There it was again. Os was being given permission to get his hands dirty. It was destined to happen, but it was nice to know there wouldn’t be anyone looking to complain about it. Os was already thinking about what he was going to do to the fucker when he realized Jerry hadn’t stopped talking.
“You, Woody, and Dennis will report to me every three hours, and I’ll pass everything along to the deputy chief.”
“Wait, wait, wait,” Os said. “Wood’s my partner. We don’t need Dennis for shit. This look like an open-and-shut case to you? ’Cause that’s all he’s good at.”
“Not your call, Os. Now do me a favour and take a step back.”
Os had pushed Jerry against the door. He wasn’t thinking straight; his mind was on the baby. Could anyone have lived through that? There was so much blood, so much brutality. Did the baby have a chance?
“Babysitting Dennis is just going to eat up time, which is something we don’t have.”
“Dennis is a lot of things, Os. But on paper, he’s a fucking case clearer. He clears almost as many murders as you and Woody. He’s in. The brass wanted my best and they got it. End of story.”
Os could feel his fingernails biting into his palms.
“Fine. Fucking fine. Get everyone out of here. Everyone. From the brass to the rubbernecking unis, all of them need to be gone. Then get forensics up here.”
Jerry didn’t say anything; he rubbed his chin and nodded. Os could tell he was trying to figure out the politically correct way to tell his four superiors in the hallway that they had to leave.
“Paramedics were already here?”
“Yeah, Os, they came in right after the first two constables got here.”
“What did they say about the baby?”
“It ain’t here, Os.”
“They know whether or not it was alive after it was cut out?” Saying the words out loud made Os want to put his fist through the wall.
“Far as I know, they showed up and saw Julie was already dead. They didn’t touch the body. There was nothing they could have done for her. I called the coroner after I got here.”
“I need you to get downstairs to organize the unis. Get a few up here to work a canvass. We need to know who saw what.”
Jerry looked at the door, but his feet stayed put.
“Jerry, I said I got this. Get everyone moving.”
“Right, right. I want an update in three hours.”

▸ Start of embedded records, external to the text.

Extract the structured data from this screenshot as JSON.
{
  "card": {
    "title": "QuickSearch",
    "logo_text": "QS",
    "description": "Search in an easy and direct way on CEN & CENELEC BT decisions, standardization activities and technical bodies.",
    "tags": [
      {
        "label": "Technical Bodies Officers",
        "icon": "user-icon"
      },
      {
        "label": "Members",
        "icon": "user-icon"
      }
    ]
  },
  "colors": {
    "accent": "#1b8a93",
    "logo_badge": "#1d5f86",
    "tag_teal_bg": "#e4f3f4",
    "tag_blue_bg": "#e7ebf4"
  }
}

Os followed Jerry to the propped-open front door and closed it behind him. Os put his back against the door and slid to the floor. He sat and cried for the first time in a long time. He bit into his fist, stifling the sound. No one could know about Os and Julie, or the baby. He knew cops; if they found out he was the father of the baby ripped out of the dead cop on the bed, they would look hard at him. Julie had never said anything about him to anybody, he knew that for a fact, but if he volunteered the information that he was the father of her child, it wouldn’t take long for everyone to link the bruises on Julie’s face eight months ago to Os. The baby was like a time stamp on an email that connected Os to the time he lost his temper with Julie. He knew how it would look. He had no alibi—it wasn’t like the meth-heads could vouch for him. It was better to shut his mouth. If he talked, he would be a suspect, and suspects aren’t allowed to stay on the case they’re suspected of committing. Os needed to stay on it. He was going to find whoever murdered Julie and the baby, and he was going to kill them.